Шрифт:
Интервал:
Закладка:
Я пошел к доктору Кипенхауэру потому, что его приемная находилась ближе всех. На руках у меня высыпали маленькие белые прыщики – признак того, насколько я чувствовал, что либо меня по-настоящему бьет мандраж, либо у меня начинается рак. Я носил нитяные рабочие перчатки, чтобы люди не глазели. И постоянно их прожигал, выкуривая по две пачки в день.
Зашел я к доктору. Мне назначили первую встречу. Будучи человеком обеспокоенным, я приперся на полчаса раньше, все время размышляя о раке. Прошел через приемную и заглянул в кабинет. Сестра-секретарша сидела там на корточках в своем узеньком белом халатике, задранном аж до самых ляжек, грубых и громоносных, проглядывавших сквозь туго натянутый нейлон. Я немедленно забыл про рак.

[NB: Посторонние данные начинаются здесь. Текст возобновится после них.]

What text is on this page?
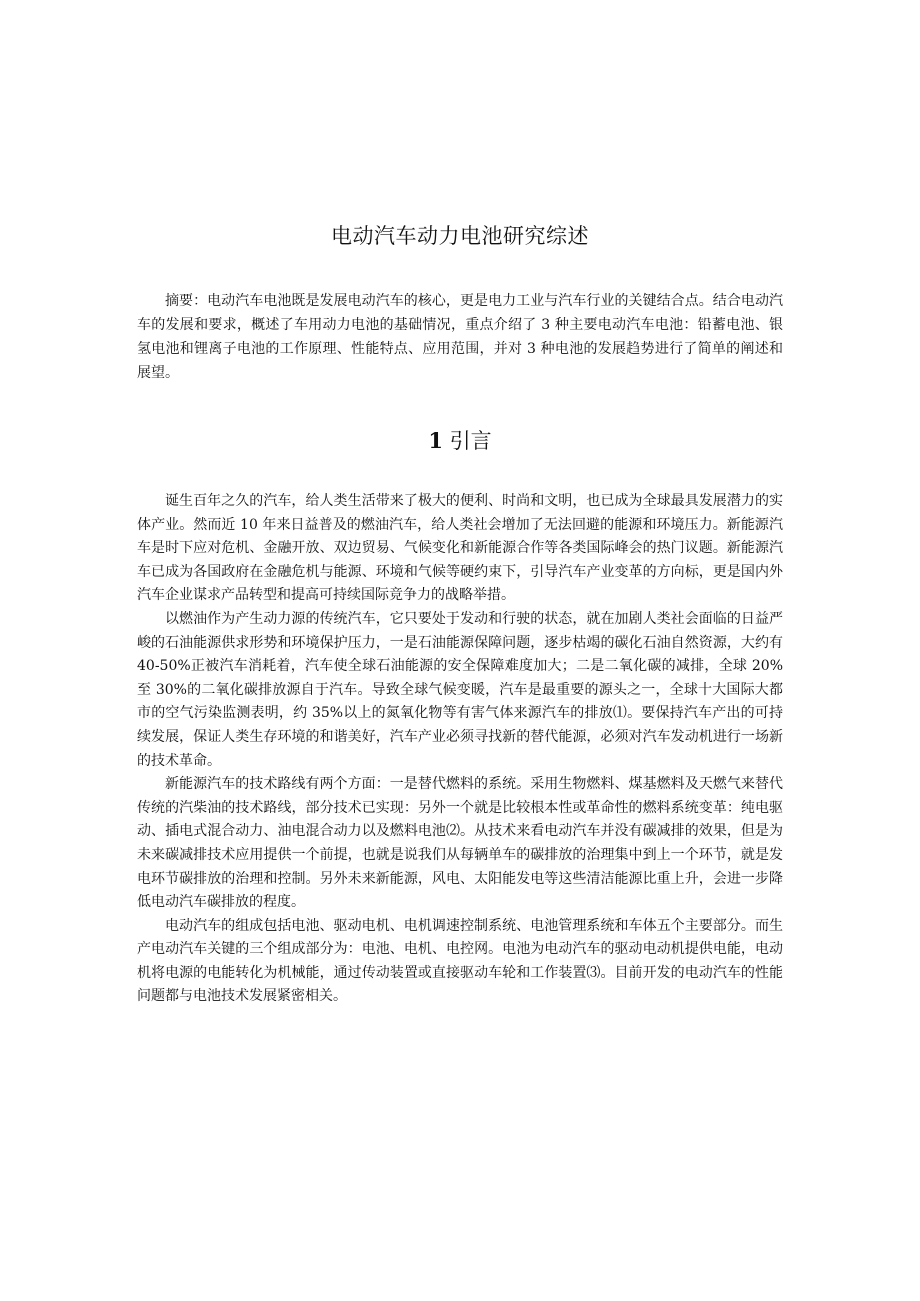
电动汽车动力电池研究综述

摘要：电动汽车电池既是发展电动汽车的核心，更是电力工业与汽车行业的关键结合点。结合电动汽车的发展和要求，概述了车用动力电池的基础情况，重点介绍了 3 种主要电动汽车电池：铅蓄电池、银氢电池和锂离子电池的工作原理、性能特点、应用范围，并对 3 种电池的发展趋势进行了简单的阐述和展望。

1 引言

诞生百年之久的汽车，给人类生活带来了极大的便利、时尚和文明，也已成为全球最具发展潜力的实体产业。然而近 10 年来日益普及的燃油汽车，给人类社会增加了无法回避的能源和环境压力。新能源汽车是时下应对危机、金融开放、双边贸易、气候变化和新能源合作等各类国际峰会的热门议题。新能源汽车已成为各国政府在金融危机与能源、环境和气候等硬约束下，引导汽车产业变革的方向标，更是国内外汽车企业谋求产品转型和提高可持续国际竞争力的战略举措。

以燃油作为产生动力源的传统汽车，它只要处于发动和行驶的状态，就在加剧人类社会面临的日益严峻的石油能源供求形势和环境保护压力，一是石油能源保障问题，逐步枯竭的碳化石油自然资源，大约有 40-50%正被汽车消耗着，汽车使全球石油能源的安全保障难度加大；二是二氧化碳的减排，全球 20%至 30%的二氧化碳排放源自于汽车。导致全球气候变暖，汽车是最重要的源头之一，全球十大国际大都市的空气污染监测表明，约 35%以上的氮氧化物等有害气体来源汽车的排放⑴。要保持汽车产出的可持续发展，保证人类生存环境的和谐美好，汽车产业必须寻找新的替代能源，必须对汽车发动机进行一场新的技术革命。

新能源汽车的技术路线有两个方面：一是替代燃料的系统。采用生物燃料、煤基燃料及天燃气来替代传统的汽柴油的技术路线，部分技术已实现：另外一个就是比较根本性或革命性的燃料系统变革：纯电驱动、插电式混合动力、油电混合动力以及燃料电池⑵。从技术来看电动汽车并没有碳减排的效果，但是为未来碳减排技术应用提供一个前提，也就是说我们从每辆单车的碳排放的治理集中到上一个环节，就是发电环节碳排放的治理和控制。另外未来新能源，风电、太阳能发电等这些清洁能源比重上升，会进一步降低电动汽车碳排放的程度。

电动汽车的组成包括电池、驱动电机、电机调速控制系统、电池管理系统和车体五个主要部分。而生产电动汽车关键的三个组成部分为：电池、电机、电控网。电池为电动汽车的驱动电动机提供电能，电动机将电源的电能转化为机械能，通过传动装置或直接驱动车轮和工作装置⑶。目前开发的电动汽车的性能问题都与电池技术发展紧密相关。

Она меня не слышала, а я не мог оторваться от ее неприкрытых ног и бедер, примеривался глазами к аппетитному крупу. Она подтирала воду на полу, забился унитаз, и она ругалась, страстная, розовая и смуглая, и живая, и неприкрытая, и я все смотрел и смотрел.
Она подняла голову:
– Да?
– Продолжайте, – ответил я, – не обращайте на меня внимания.
– Туалет, – сказала она. – Постоянно забивается.
Она продолжала подтирать. Я продолжал таращиться на нее поверх журнала Лайф.
Наконец, она встала. Я подошел к кушетке и сел. Она пробежалась по журналу регистрации.
– Вы мистер Чинаски?
– Да.
– А почему вы не снимете перчатки? Здесь тепло.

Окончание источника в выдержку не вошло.